I’ve been looking at the experience sampling method (ESM), taken from Psychology for my research. It’s a technique for gathering both quantitative and qualitative information in-situ, prompting users to respond to a series of questions at certain time intervals. ESM, accredited in its current form to Csikszentmihalyi et al. can be adapted to ubiquitous computing by making use of mobile devices. Consolvo and Walker (2003) write:
“Although ESM is a self-report technique, the no-recall feature reduces the cognitive biases associated with other recall-based self-report techniques such as interviews, traditional surveys, and diaries. Researchers have traditionally used ESM to understand areas such as mood, time use, and social interactions.”
Other advantages of using ESM include the lack of observer bias associated with other in-lab methods. All the information is gathered by the mobile phone, automatically click. Additionally, other data can be captured, for example the user’s current location. Some of the problems associated with the technique can be improved with careful balancing of interruption and question complexity.
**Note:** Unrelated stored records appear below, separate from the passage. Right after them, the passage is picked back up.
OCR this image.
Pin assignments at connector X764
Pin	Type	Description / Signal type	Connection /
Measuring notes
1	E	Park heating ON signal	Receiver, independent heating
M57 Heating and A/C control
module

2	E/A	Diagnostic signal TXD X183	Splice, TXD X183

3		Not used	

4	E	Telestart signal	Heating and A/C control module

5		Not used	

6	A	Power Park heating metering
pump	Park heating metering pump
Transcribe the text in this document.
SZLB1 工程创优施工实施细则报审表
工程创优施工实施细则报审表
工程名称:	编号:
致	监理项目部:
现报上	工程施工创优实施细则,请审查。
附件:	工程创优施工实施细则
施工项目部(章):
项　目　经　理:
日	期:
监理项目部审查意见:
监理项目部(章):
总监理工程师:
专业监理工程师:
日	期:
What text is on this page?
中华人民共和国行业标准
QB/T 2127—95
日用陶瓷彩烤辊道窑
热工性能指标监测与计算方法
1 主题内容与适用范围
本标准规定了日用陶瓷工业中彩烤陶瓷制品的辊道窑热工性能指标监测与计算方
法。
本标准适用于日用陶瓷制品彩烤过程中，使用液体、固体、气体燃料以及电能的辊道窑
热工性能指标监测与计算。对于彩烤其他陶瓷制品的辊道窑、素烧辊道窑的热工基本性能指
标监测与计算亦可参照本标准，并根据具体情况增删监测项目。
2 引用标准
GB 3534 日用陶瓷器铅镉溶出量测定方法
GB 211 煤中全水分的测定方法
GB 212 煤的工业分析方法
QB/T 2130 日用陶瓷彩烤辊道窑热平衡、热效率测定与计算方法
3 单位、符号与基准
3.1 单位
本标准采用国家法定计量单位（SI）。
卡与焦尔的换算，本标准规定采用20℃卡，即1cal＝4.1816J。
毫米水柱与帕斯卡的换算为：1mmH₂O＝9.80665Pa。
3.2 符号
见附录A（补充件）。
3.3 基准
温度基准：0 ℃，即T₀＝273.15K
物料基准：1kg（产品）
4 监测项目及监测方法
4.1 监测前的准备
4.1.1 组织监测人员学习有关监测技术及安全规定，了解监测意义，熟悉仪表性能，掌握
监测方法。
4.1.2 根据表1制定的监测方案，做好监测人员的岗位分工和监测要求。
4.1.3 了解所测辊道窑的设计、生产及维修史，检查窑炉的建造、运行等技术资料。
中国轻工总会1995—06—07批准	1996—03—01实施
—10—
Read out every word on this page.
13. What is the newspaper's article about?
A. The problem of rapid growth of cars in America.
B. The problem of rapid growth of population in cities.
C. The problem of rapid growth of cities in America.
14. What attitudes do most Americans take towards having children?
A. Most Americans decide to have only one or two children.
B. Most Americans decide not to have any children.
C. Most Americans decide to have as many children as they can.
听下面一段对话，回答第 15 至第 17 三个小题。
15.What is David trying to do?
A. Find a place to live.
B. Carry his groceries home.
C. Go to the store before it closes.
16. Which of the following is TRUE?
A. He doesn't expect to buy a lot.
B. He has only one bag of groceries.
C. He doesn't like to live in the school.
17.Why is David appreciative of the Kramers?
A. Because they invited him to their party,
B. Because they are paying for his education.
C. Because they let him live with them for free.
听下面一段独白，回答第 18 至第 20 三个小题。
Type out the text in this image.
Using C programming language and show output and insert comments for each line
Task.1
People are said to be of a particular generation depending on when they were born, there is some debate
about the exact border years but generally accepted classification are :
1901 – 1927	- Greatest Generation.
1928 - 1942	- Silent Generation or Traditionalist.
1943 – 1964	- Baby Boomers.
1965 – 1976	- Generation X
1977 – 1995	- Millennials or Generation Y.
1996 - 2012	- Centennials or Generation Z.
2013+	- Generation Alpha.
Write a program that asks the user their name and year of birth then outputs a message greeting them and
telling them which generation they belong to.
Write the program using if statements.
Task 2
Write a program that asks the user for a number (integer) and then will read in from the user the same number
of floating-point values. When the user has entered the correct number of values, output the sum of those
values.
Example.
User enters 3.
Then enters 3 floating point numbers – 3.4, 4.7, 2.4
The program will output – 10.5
Consolvo and Walker found that the average response rate from participants was 56 out of 70, with the most popular reason being that it was triggered during an inappropriate situation or the alert was missed (beep and vibrate). This highlights that ESM would benefit from alert timing tuning; possibly using sensor methods.
Who knows how to pronounce Csikszentmihalyi? Anyone? That reminds me, I need to get hold of that paper!